Tony Gilroy, guionista y director de Duplicity, confesaba recientemente que durante la materialización de la que es su segunda película tras la cámara, convivía permanentemente con el temor de que otra distribuidora chafara su idea, y que víctima quizá del espionaje industrial que centra su argumento, le quitaran la posibilidad de abordar una cinta de espionaje desde una perspectiva inédita (algo a su juicio sorprendente, cuando lo retratado es una faceta tan apasionante como habitual en el mundo de los negocios).
Gilroy, que a sus 53 años se ha convertido en una apuesta relativamente segura al guión como atestiguan sus intervenciones en proyectos de primera línea de Hollywood (Armageddon, la saga Bourne...), había debutado en el 2007 tras la cámara con Michael Clayton, y coincidiendo con lo que nos decía el ilustre David Koepp en nuestra reciente entrevista, descubrió que la experiencia para el guionista sólo es plena en ese punto en que se dirige el propio texto, algo que además a él le permitió ganar en equilibrio a la hora de juzgar los cambios que todo director aplica sobre el texto escrito, y que le hizo considerar que con todo el alma que se pueda imprimir entre líneas, el realizador es el auténtico responsable de una producción.

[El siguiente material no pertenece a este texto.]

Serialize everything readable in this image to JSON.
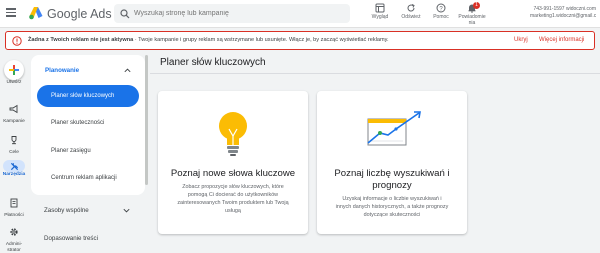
{
  "header": {
    "brand": "Google Ads",
    "search_placeholder": "Wyszukaj stronę lub kampanię",
    "buttons": {
      "appearance": "Wygląd",
      "refresh": "Odśwież",
      "help": "Pomoc",
      "notifications": "Powiadomie nia",
      "notifications_count": "1"
    },
    "account": {
      "id": "743-991-1597 widoczni.com",
      "email": "marketing1.widoczni@gmail.c..."
    }
  },
  "alert": {
    "bold_text": "Żadna z Twoich reklam nie jest aktywna",
    "text": " · Twoje kampanie i grupy reklam są wstrzymane lub usunięte. Włącz je, by zacząć wyświetlać reklamy.",
    "hide_link": "Ukryj",
    "more_link": "Więcej informacji"
  },
  "rail": {
    "create": "Utwórz",
    "campaigns": "Kampanie",
    "goals": "Cele",
    "tools": "Narzędzia",
    "billing": "Płatności",
    "admin": "Admini-strator"
  },
  "subnav": {
    "heading": "Planowanie",
    "items": [
      {
        "label": "Planer słów kluczowych",
        "active": true
      },
      {
        "label": "Planer skuteczności",
        "active": false
      },
      {
        "label": "Planer zasięgu",
        "active": false
      },
      {
        "label": "Centrum reklam aplikacji",
        "active": false
      }
    ],
    "shared_library": "Zasoby wspólne",
    "content_suitability": "Dopasowanie treści"
  },
  "main": {
    "title": "Planer słów kluczowych",
    "cards": [
      {
        "title": "Poznaj nowe słowa kluczowe",
        "desc_lines": [
          "Zobacz propozycje słów kluczowych, które",
          "pomogą Ci docierać do użytkowników",
          "zainteresowanych Twoim produktem lub Twoją",
          "usługą"
        ]
      },
      {
        "title_lines": [
          "Poznaj liczbę wyszukiwań i",
          "prognozy"
        ],
        "desc_lines": [
          "Uzyskaj informacje o liczbie wyszukiwań i",
          "innych danych historycznych, a także prognozy",
          "dotyczące skuteczności"
        ]
      }
    ]
  },
  "colors": {
    "accent": "#1a73e8",
    "alert": "#d93025",
    "bulb": "#fbbc04"
  }
}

A propósito de esta dualidad de competencias, durante los 125 minutos de Duplicity atendemos a lo que son las características de un guionista que hace de su práctica en los textos su mayor baza, pero que no es todo lo hábil que debería al contenerse e imponer el necesario control que un director experimentado ha de aplicar a las líneas. Posiblemente en su nueva posición siga sin querer prodigarse en mutilaciones al texto, y los constantes diálogos entre el dueto protagonista (la Roberts y Mr.Owen, repitiendo protagonismo tras Closer), por más que puedan tener momentos de chispa y brío, llegan a pecar de locuacidad. Algo agravado por la extensión de una cinta que limita su acción a forzar estrés de oficinas, manipulaciones y engaños, de los que son víctimas tanto sus personajes como el voluntarioso espectador.
Sin posibilidad de un miserable cruce de tiros, de pirotecnia explosiva, ni de ese necesario recorte de conspiraciones, Gilroy-director opta por los saltos temporales en el relato que resultan efectivos en el primer tramo cuando la confusión genera duda. En contraposición, cuando llega el desenlace ni la pericia en el cierre le libra del peso del lastre del metraje acumulado, en un punto donde las cosas sencillamente importan menos que el tiempo invertido, punto en que poco jugo puede sacarse a los aparentes giros y piruetas argumentales.
En lo demás, juegos de estética setentera con planos que van y vienen para despedir algunas escenas tampoco pueden contribuir a inyectar energía, como no lo logra el recurso -agradecido en taquilla- de cruzar actores de primera línea a intentar crear química, función limitada a lucir en el cartel promocional fuera de la sala.